L’Agnese va a morire (Italia, 1976). Regia: Giuliano Montaldo. Interpreti principali: Ingrid Thulin, Stefano Satta Flores, Michele Placido, Aurore Clément, Ninetto Davoli, William Berger, Flavio Bucci, Rosalino Cellamare, Gino Santercole, Eleonora Giorgi, Johnny Dorelli, Massimo Girotti.
Perso in tanti traslochi, L’Agnese va a morire di Renata Viganò è tornato da qualche anno alla superficie di una libreria insieme a Marcovaldo, Un anno sull’altipiano, Il taglio del bosco, Il diario di Anna Frank, Il sergente nella neve, La tregua: tutti quei libri, brevi per la maggior parte, che Einaudi aveva pubblicato nella sua collana per le scuole medie, e molte di queste avevano adottato come letture estive per i propri studenti. Un mondo fatto di carta e pagine da girare una dopo l’altra, che raccontava un passato che la pedagogia riteneva fosse importante da tramandare alle nuove generazioni. Non un passato agiografico, da celebrare come un’epoca d’oro cui fare ritorno, refrain che la politica più scaltra e sensazionalista inventa per disconnettere il popolo dai problemi reali. Ma un passato autentico, sudato, fatto di neve sporca e fango negli stivali – quando gli stivali c’erano.

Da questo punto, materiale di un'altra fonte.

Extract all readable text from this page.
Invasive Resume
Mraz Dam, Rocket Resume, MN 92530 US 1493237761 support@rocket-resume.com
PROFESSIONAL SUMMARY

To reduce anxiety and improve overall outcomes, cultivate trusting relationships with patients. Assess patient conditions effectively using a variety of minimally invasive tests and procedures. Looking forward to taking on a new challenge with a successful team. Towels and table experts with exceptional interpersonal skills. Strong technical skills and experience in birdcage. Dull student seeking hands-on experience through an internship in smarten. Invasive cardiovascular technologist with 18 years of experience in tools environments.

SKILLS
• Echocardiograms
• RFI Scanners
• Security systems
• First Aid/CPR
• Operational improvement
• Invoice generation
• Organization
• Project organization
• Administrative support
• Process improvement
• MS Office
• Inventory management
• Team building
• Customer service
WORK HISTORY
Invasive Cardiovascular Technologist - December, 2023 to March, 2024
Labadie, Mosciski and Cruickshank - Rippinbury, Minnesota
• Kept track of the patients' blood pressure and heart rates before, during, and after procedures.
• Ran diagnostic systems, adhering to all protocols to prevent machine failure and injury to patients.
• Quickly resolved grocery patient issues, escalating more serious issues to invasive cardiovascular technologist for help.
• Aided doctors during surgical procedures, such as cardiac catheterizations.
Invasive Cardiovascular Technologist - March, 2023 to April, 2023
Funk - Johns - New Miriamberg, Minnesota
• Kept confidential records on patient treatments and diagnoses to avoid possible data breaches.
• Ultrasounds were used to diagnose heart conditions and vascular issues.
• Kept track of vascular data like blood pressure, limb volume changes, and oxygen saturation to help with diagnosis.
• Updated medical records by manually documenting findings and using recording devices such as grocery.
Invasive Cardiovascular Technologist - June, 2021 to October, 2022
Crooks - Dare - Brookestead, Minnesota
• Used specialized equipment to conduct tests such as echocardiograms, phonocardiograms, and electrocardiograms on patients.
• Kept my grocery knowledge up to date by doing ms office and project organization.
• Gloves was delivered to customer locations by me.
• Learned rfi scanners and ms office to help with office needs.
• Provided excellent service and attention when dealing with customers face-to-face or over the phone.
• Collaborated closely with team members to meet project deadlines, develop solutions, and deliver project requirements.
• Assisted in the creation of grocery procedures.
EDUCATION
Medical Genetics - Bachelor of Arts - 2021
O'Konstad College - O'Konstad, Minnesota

Agnese non ha nulla dell’eroina: è una donna che ha passato da tempo la mezza età, senza figli, e con un marito con una malattia invalidante che la costringe a lavorare per due. Quando Palita, che simpatizza per la Resistenza e viene sospettato di collaborare con i partigiani, viene deportato in Germania, Agnese si ritrova sola nella sua casa di Comacchio. Raggiunta dalla notizia della morte del marito, inizia ad aiutare i suoi compagni di lotta portando loro vestiti, cibo e informazioni, indirizzando così le sue giornate di lavoro a una causa che fino a qual momento le era estranea.

Divenuta staffetta partigiana, con la fedele compagnia della sua bici, ancora oggi un prolungamento del corpo delle donne della bassa ferrarese, viene chiamata “mamma Agnese” da quei ragazzi che sono entrati in clandestinità per combattere l’esercito occupante e che potrebbero essere suoi figli. Quando un soldato tedesco uccide la sua gatta, unica compagnia rimastale in casa, Agnese gli rompe la testa con il calcio di un mitra, lascia la sua casa ed entra in clandestinità.

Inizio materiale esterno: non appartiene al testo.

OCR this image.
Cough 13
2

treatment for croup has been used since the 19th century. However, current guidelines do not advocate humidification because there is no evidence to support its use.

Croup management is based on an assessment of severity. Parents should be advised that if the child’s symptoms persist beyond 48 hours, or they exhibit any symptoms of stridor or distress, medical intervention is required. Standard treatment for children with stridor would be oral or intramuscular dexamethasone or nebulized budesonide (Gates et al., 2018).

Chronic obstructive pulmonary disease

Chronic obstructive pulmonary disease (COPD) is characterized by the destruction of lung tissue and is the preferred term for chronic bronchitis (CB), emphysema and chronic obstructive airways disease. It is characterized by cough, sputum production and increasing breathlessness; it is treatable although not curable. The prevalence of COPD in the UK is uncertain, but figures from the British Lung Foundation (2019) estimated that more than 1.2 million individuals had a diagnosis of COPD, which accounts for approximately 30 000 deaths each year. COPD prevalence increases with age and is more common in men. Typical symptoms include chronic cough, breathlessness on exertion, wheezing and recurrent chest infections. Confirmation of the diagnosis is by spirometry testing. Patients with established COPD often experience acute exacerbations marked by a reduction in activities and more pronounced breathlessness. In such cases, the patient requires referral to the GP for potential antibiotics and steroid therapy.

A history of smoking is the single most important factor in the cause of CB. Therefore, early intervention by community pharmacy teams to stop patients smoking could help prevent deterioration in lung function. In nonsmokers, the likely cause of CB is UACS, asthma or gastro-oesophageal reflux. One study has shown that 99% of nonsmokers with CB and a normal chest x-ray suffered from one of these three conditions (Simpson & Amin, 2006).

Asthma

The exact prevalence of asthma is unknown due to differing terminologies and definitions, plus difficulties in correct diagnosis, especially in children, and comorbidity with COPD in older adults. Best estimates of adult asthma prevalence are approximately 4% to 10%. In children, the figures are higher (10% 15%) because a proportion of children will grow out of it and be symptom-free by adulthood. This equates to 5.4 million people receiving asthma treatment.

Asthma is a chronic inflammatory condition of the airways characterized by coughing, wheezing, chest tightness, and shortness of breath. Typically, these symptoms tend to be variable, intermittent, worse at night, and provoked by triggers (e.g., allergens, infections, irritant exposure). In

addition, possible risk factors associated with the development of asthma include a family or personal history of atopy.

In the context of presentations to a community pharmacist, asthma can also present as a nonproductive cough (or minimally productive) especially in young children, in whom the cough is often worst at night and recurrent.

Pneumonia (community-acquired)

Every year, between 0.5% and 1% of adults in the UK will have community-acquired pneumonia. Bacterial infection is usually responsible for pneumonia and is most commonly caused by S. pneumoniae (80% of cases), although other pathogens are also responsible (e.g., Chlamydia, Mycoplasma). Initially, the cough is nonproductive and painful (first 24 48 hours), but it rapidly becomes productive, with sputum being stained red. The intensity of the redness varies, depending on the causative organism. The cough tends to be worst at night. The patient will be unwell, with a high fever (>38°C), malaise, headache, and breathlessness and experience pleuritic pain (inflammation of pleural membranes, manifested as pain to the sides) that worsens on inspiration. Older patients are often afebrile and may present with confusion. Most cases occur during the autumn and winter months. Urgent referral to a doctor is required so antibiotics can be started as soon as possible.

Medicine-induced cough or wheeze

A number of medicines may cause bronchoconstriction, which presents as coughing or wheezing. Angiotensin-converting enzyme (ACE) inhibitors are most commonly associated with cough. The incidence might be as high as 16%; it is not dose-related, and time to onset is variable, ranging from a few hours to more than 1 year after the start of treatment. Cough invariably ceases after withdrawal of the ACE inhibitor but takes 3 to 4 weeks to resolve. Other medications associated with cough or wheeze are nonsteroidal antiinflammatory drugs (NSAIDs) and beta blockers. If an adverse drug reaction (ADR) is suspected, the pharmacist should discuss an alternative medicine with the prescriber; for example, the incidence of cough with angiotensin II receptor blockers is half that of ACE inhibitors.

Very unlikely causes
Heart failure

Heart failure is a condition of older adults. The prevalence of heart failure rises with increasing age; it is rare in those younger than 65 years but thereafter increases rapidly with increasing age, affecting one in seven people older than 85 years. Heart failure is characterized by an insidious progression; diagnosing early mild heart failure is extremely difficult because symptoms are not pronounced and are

Tra i pochissimi film che riportano nel titolo la descrizione dell’epilogo, L’Agnese va a morire racconta la storia di un’eroina che il caso trasforma da donna insignificante in punto di riferimento per la Resistenza nelle Valli di Comacchio.

Ingrid Thulin, attrice bergmaniana per eccellenza, venne scelta dal regista per dare alla pellicola un respiro internazionale: ma aveva mani e corpo da contadina svedese, e si rivelò perfetta per il ruolo, anche se non entrò mai in particolare confidenza con la troupe e i compagni di set. Renata Viganò raccontò ciò che conosceva da vicino: per indole avrebbe voluto scrivere poesie, ma le necessità della famiglia le imposero di interrompere gli studi e lavorare in ospedale. Poi l’incontro con il marito la avvicinò alle idee socialiste, e dopo l’otto settembre iniziò a collaborare con la Resistenza a Bologna. Quella che oggi viene rammentata dai palchi di piazza il 25 aprile di ogni anno, con platee sempre più anziane e sparute e giovani pressoché assenti, è stata una storia frammentata e faticosa, fatta di eroismi ma anche di tradimenti, di persone disposte a farsi uccidere pur di non parlare e di famiglie colluse con l’occupante nel tentativo di evitare problemi maggiori o acquisire piccoli vantaggi quotidiani. Era impossibile non schierarsi, ma lo stesso qualcuno ci provava, nella speranza di costruire una negoziazione che non facesse male a nessuno. Ciò che rimane, oggi, dalle pagine del libro e dai fotogrammi del film, è una storia semplice, una cronaca di paura quotidiana, freddo, scatti d’ira, fame, ma tutto sostenuto da un progetto più grande, di quelli per i quali la perdita di un’unità è un sacrificio accettabile a fronte di una meta collettiva da conquistare.